These wide-spread traces cannot be referred to a single centre of dispersion such as it might be supposed the Upper Sarawak field would present. They point to the presence of one or more undiscovered accumulations of antimony ore to the east of Sarawak Proper, though whether within the boundaries or at a short distance beyond, cannot now be said. In Kanowit the traces are tolerably abundant, but their great distance island renders it vain to hope they will be followed up for many years to come, if at all.

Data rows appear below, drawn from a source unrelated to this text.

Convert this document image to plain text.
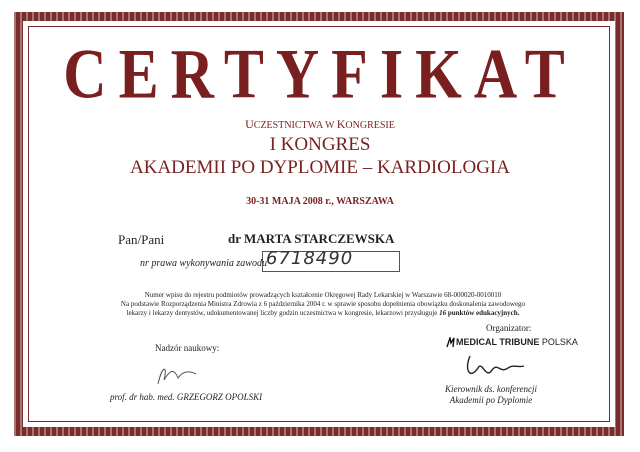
CERTYFIKAT
UCZESTNICTWA W KONGRESIE
I KONGRES
AKADEMII PO DYPLOMIE – KARDIOLOGIA
30-31 MAJA 2008 r., WARSZAWA
Pan/Pani	dr MARTA STARCZEWSKA
nr prawa wykonywania zawodu 6718490
Numer wpisu do rejestru podmiotów prowadzących kształcenie Okręgowej Rady Lekarskiej w Warszawie 68-000020-0010010
Na podstawie Rozporządzenia Ministra Zdrowia z 6 października 2004 r. w sprawie sposobu dopełnienia obowiązku doskonalenia zawodowego
lekarzy i lekarzy dentystów, udokumentowanej liczby godzin uczestnictwa w kongresie, lekarzowi przysługuje 16 punktów edukacyjnych.
Nadzór naukowy:
prof. dr hab. med. GRZEGORZ OPOLSKI
Organizator:
MEDICAL TRIBUNE POLSKA
Kierownik ds. konferencji
Akademii po Dyplomie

The ores commonly worked are native antimony; gray sulphide, and the "oxide" or "red ore" (oxy-sulphide). Native antimony occurs in the form of worn rounded pebbles in alluvial flats in the immediate vicinity of the vein-bearing limestone, and especially in the gullies and crevices so characteristic of this rock which are always more or less filled with a debris of clay and fragments of veinstone and ore. My brother—to whom I was indebted for many of these notes—informed me that he once observed native antimony forming part of a vein, and in this single instance it was scattered throughout a small horizontal lode of the sulphide. The ore in this form is not found in large quantities, but as it contains a minimum of impurities, approaching more nearly to regulut of antimony than any of the other varieties, and therefore requiring no preparation before being exported, it is always secured where met with. The Busan hills have proved the richest depository of this ore.

The oxide, like the foregoing ore, is generally obtained in rolled fragments and pebbles which are often seen to be only blocks of sulphide, partially oxidized, and preserving their original lamellar structure. It is found in the same situations as the native antimony, but in much larger quantities. It has been hitherto exported in its rough state, and is the least valuable of the ores of antimony owing to the difficulties it presents in reduction. The largest boulder of which I have heard weighed some 8 cwt., but the fragments are almost invariably small, weighing from a pound to thirty or forty pounds. The chief supply has been obtained from Boan, Piat, and Paku localities around the base of the Busan bills.